June 22, 2009 - 5:32 PM
Senate Intelligence Chairman Dianne Feinstein (D.-Calif.) said last week that she had been informed that virtually all narcotics trafficking in the United States is controlled by drug gangs operating out of federal and state prisons.
(CNSNews.com) - Senate Intelligence Chairman Dianne Feinstein (D.-Calif.) said last week that she had been informed that virtually all narcotics trafficking in the United States is controlled by drug gangs operating out of federal and state prisons.

Feinstein revealed this information while questioning Atty. Gen. Eric Holder during a Senate Judiciary Committee hearing on Wednesday.  In addition to serving as chairman of the Senate Select Committee on Intelligence, Feinstein also serves on the Judiciary Committee and as chairman of the Senate Caucus on International Narcotics Control.

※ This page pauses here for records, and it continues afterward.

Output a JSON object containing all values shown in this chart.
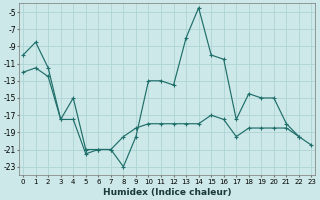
{
  "xlabel": "Humidex (Indice chaleur)",
  "x": [
    0,
    1,
    2,
    3,
    4,
    5,
    6,
    7,
    8,
    9,
    10,
    11,
    12,
    13,
    14,
    15,
    16,
    17,
    18,
    19,
    20,
    21,
    22,
    23
  ],
  "line_jagged": [
    -10,
    -8.5,
    -11.5,
    -17.5,
    -15,
    -21,
    -21,
    -21,
    -23,
    -19.5,
    -13,
    -13,
    -13.5,
    -8,
    -4.5,
    -10,
    -10.5,
    -17.5,
    -14.5,
    -15,
    -15,
    -18,
    -19.5,
    null
  ],
  "line_diagonal": [
    -12,
    -11.5,
    -12.5,
    -17.5,
    -17.5,
    -21.5,
    -21,
    -21,
    -19.5,
    -18.5,
    -18,
    -18,
    -18,
    -18,
    -18,
    -17,
    -17.5,
    -19.5,
    -18.5,
    -18.5,
    -18.5,
    -18.5,
    -19.5,
    -20.5
  ],
  "bg_color": "#cde8e8",
  "grid_color": "#afd4d4",
  "line_color": "#1e6e6a",
  "ylim": [
    -24,
    -4
  ],
  "yticks": [
    -23,
    -21,
    -19,
    -17,
    -15,
    -13,
    -11,
    -9,
    -7,
    -5
  ],
  "xlim": [
    -0.3,
    23.3
  ]
}
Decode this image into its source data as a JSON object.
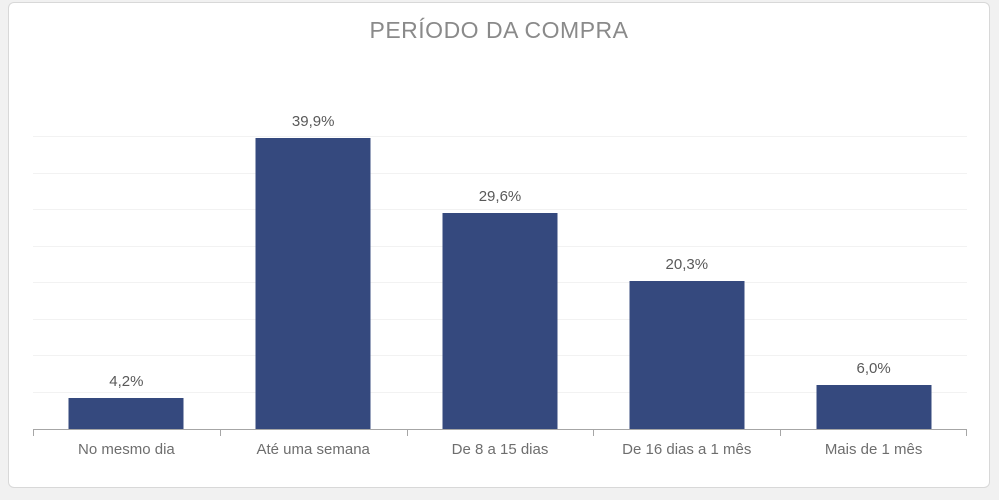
{
  "chart_data": {
    "type": "bar",
    "title": "PERÍODO DA COMPRA",
    "categories": [
      "No mesmo dia",
      "Até uma semana",
      "De 8 a 15 dias",
      "De 16 dias a 1 mês",
      "Mais de 1 mês"
    ],
    "values": [
      4.2,
      39.9,
      29.6,
      20.3,
      6.0
    ],
    "value_labels": [
      "4,2%",
      "39,9%",
      "29,6%",
      "20,3%",
      "6,0%"
    ],
    "xlabel": "",
    "ylabel": "",
    "ylim": [
      0,
      45
    ],
    "gridline_values": [
      5,
      10,
      15,
      20,
      25,
      30,
      35,
      40
    ],
    "grid": "faint-horizontal",
    "legend_position": "none",
    "bar_color": "#35497E",
    "title_color": "#8a8a8a",
    "value_label_color": "#595959",
    "category_label_color": "#6e6e6e",
    "axis_color": "#a6a6a6",
    "gridline_color": "#f2f2f2",
    "background_color": "#ffffff",
    "page_background_color": "#f1f1f1",
    "card_border_color": "#d8d8d8"
  }
}
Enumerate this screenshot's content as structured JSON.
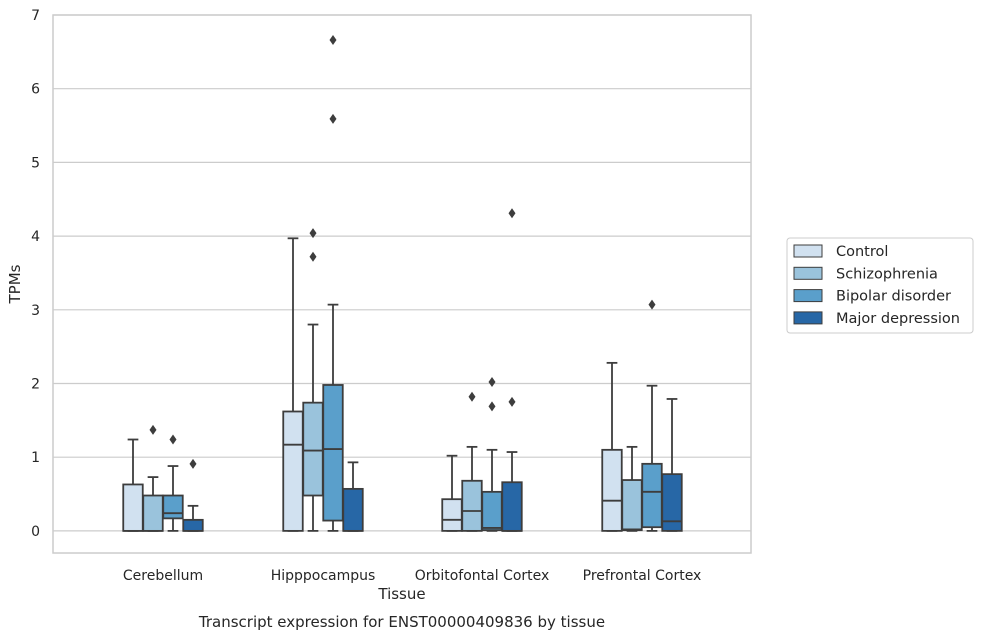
{
  "chart_data": {
    "type": "box",
    "title": "",
    "caption": "Transcript expression for ENST00000409836 by tissue",
    "xlabel": "Tissue",
    "ylabel": "TPMs",
    "ylim": [
      -0.3,
      7
    ],
    "yticks": [
      0,
      1,
      2,
      3,
      4,
      5,
      6,
      7
    ],
    "grid": "horizontal",
    "legend_position": "right",
    "categories": [
      "Cerebellum",
      "Hipppocampus",
      "Orbitofontal Cortex",
      "Prefrontal Cortex"
    ],
    "series": [
      {
        "name": "Control",
        "color": "#d1e1f0",
        "boxes": [
          {
            "min": 0,
            "q1": 0,
            "median": 0,
            "q3": 0.63,
            "max": 1.24,
            "outliers": []
          },
          {
            "min": 0,
            "q1": 0,
            "median": 1.17,
            "q3": 1.62,
            "max": 3.97,
            "outliers": []
          },
          {
            "min": 0,
            "q1": 0,
            "median": 0.15,
            "q3": 0.43,
            "max": 1.02,
            "outliers": []
          },
          {
            "min": 0,
            "q1": 0,
            "median": 0.41,
            "q3": 1.1,
            "max": 2.28,
            "outliers": []
          }
        ]
      },
      {
        "name": "Schizophrenia",
        "color": "#9ac3dc",
        "boxes": [
          {
            "min": 0,
            "q1": 0,
            "median": 0,
            "q3": 0.48,
            "max": 0.73,
            "outliers": [
              1.37
            ]
          },
          {
            "min": 0,
            "q1": 0.48,
            "median": 1.09,
            "q3": 1.74,
            "max": 2.8,
            "outliers": [
              3.72,
              4.04
            ]
          },
          {
            "min": 0,
            "q1": 0,
            "median": 0.27,
            "q3": 0.68,
            "max": 1.14,
            "outliers": [
              1.82
            ]
          },
          {
            "min": 0,
            "q1": 0.01,
            "median": 0.02,
            "q3": 0.69,
            "max": 1.14,
            "outliers": []
          }
        ]
      },
      {
        "name": "Bipolar disorder",
        "color": "#5a9fcb",
        "boxes": [
          {
            "min": 0,
            "q1": 0.17,
            "median": 0.24,
            "q3": 0.48,
            "max": 0.88,
            "outliers": [
              1.24
            ]
          },
          {
            "min": 0,
            "q1": 0.14,
            "median": 1.11,
            "q3": 1.98,
            "max": 3.07,
            "outliers": [
              5.59,
              6.66
            ]
          },
          {
            "min": 0,
            "q1": 0.01,
            "median": 0.04,
            "q3": 0.53,
            "max": 1.1,
            "outliers": [
              1.69,
              2.02
            ]
          },
          {
            "min": 0,
            "q1": 0.05,
            "median": 0.53,
            "q3": 0.91,
            "max": 1.97,
            "outliers": [
              3.07
            ]
          }
        ]
      },
      {
        "name": "Major depression",
        "color": "#2767a6",
        "boxes": [
          {
            "min": 0,
            "q1": 0,
            "median": 0,
            "q3": 0.15,
            "max": 0.34,
            "outliers": [
              0.91
            ]
          },
          {
            "min": 0,
            "q1": 0,
            "median": 0,
            "q3": 0.57,
            "max": 0.93,
            "outliers": []
          },
          {
            "min": 0,
            "q1": 0,
            "median": 0,
            "q3": 0.66,
            "max": 1.07,
            "outliers": [
              1.75,
              4.31
            ]
          },
          {
            "min": 0,
            "q1": 0,
            "median": 0.13,
            "q3": 0.77,
            "max": 1.79,
            "outliers": []
          }
        ]
      }
    ]
  }
}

“Recently, I had a meeting on--in the San Diego area--on the southwest border,” Feinstein told Holder at the hearing. “It was a meeting of the top officials of all of the departments, FBI, DEA, DA, et cetera. And I learned something quite surprising, and I'd like to say what it is, and ask you to take a good look.

“And that is that virtually all of the narcotics traffic in this country--the routes that drugs travel, the people who control those drugs, the hits that are ordered--are essentially controlled by certain gangs in federal prisons and some state prisons today,” said Feinstein. “They even gave me the names of the prisons.
 
Feinstein said the she had already brought this information to the attention of FBI Director Robert Mueller, but that she wanted to publicly notify Holder about it and wanted him to make a commitment to investigate it.
 
“I wanted to bring it to your attention publicly,” said Feinstein. “It is not acceptable that narcotics-trafficking directions be given out of federal or state prisons. And I'd like to ask you to make a thorough investigation. I'd be happy to give you the information that I have that I'm not going to discuss here. But what I'm asking you for is a commitment to take a big, strong, in-depth look at this.”
 
Holder promised he would investigate the problem.

“Sure. I will certainly do that,” he said.  “There are certainly measures in place, the monitoring of telephone calls, the monitoring of people who visit with people who are detained, certainly in the federal system, for which I'm responsible. But I'll certainly look at the information that you have expressed concern about, and see if there are things that we need to do better on the federal side, and also interact with our state partners to see if there are ways in which we can help that in that regard.”